Appeler son premier album Péplum, en voilà une riche idée, une façon de donner le ton sans pour autant délivrer un message des plus clairs. Un péplum est nécessairement épique, clinquant et cher. Mais du chef d’œuvre à la série B, de la pépite au gros nanar, il n’y a qu’un pas. Et sombrer dans le pompier racoleur est ô combien facile lorsqu’on ne maîtrise pas toutes les composantes du projet. Autant dire que dans le registre du gros carton, Sarah W. Papsun a davantage à voir avec un Guillermo Del Toro qu’un Michael Bay.
Ses membres ont beau s’en défendre, ce groupe basé à Paris est le plus brillant (et peut-être les seuls, maintenant qu’on y pense) représentant français d’un genre au nom barbare : le math-rock. Le quoi-quoi ? Le math rock donc, un machin popularisé par Foals. Une fois n’est pas coutume, allons voir chez : « Le terme de math rock est appliqué à certaines formes de rock expérimental qui ont émergé vers la fin des années 1980 et dont la principale caractéristique est la complexité des rythmes ainsi que de l’enchaînement et la mise en place des riffs/mélodies, souvent dissonants ». Non, ça ne donne pas envie. Mais oui, ça existe. Les mathématiques, c’est la précision. Et cette précision, elle se retrouve aussi bien dans le riff de « Lucky Like Stars » que dans le découpage chirurgical de « 5” ». Tout ici témoigne d’une mécanique bien huilée. Ce que les concerts du groupe laissaient espérer trouve ici une confirmation à la hauteur des attentes : en live, les titres s’enchaînent sans pause. Exercice de branleur pour les uns, prouesse audacieuse pour les autres, en tout cas, un grand saut dans l’inconnu pour le groupe, d’une durée d’une heure et quinze minutes environ.
Péplum s’amuse des codes et du format habituellement contraignants de la chanson pop pour visiter d’autres horizons. On prendra pour exemple les chœurs enfantins de « Lucky Like Stars », le tube « Night » et la rondeur de ses claviers ou encore le classieux « Fascination », les synthés pesants de « 5” ». Jamais bloqués dans une formule, les Papsun s’amusent, surprennent, sans jamais en faire trop. Les idées sont gérées, le trop plein évacué, et le tout est précis, concis. Ici une incursion de guitare acoustique, là un break inattendu… Magnifié par un chant quelque part entre Kele Okereke de Bloc Party et Damon Albarn au temps de sa splendeur, Péplum se développe sans le moindre temps mort. Seul moment de répit : la balade « Brighton Pier », qui coupe l’album en deux, pour une respiration bienvenue au cœur de ce marathon sonore.

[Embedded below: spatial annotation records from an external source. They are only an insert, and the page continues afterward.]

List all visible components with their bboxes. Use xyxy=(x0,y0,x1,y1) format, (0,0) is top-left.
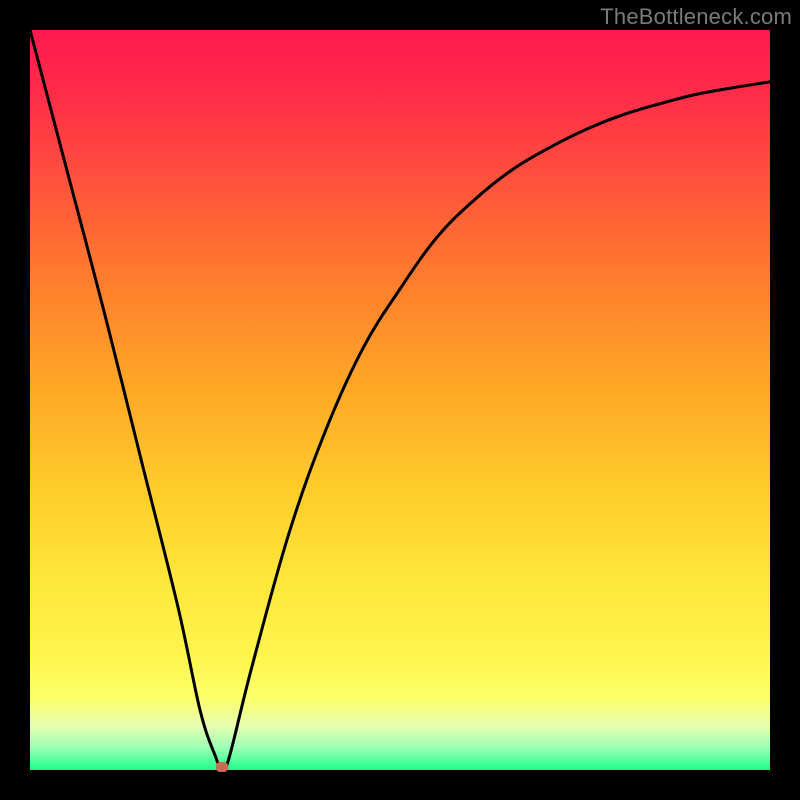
bottleneck-curve-line xyxy=(30,30,770,770)
chart-frame: TheBottleneck.com xyxy=(0,0,800,800)
minimum-marker xyxy=(216,762,228,772)
chart-svg xyxy=(30,30,770,770)
watermark-text: TheBottleneck.com xyxy=(600,4,792,30)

Le fait que les Sarah W. Papsun sortent leur premier album le même jour que les excellents Von Pariahs est une heureuse coïncidence. Il s’agit là d’un signe que la France en a encore sous le coude. Car passée l’excitation des débuts, les premiers albums des têtes d’affiches hexagonales continuent de s’enchaîner et de (pour une bonne partie) nous convaincre. Terminons sur une petite histoire : Sarah W. Papsun est le nom de la correspondante américaine de l’un des membres du groupe, à l’époque du lycée. Enchaînant péniblement les reprises de Nirvana et de Pearl Jam dans un garage que l’on imagine trop petit pour leurs ambitions, la bande naissante tint cette promesse à la jeune anglaise : le jour où ils auront un vrai groupe et un potentiel succès à la clé, ils utiliseront son nom comme étendard. En 2013, la jeune américaine a de quoi être fière.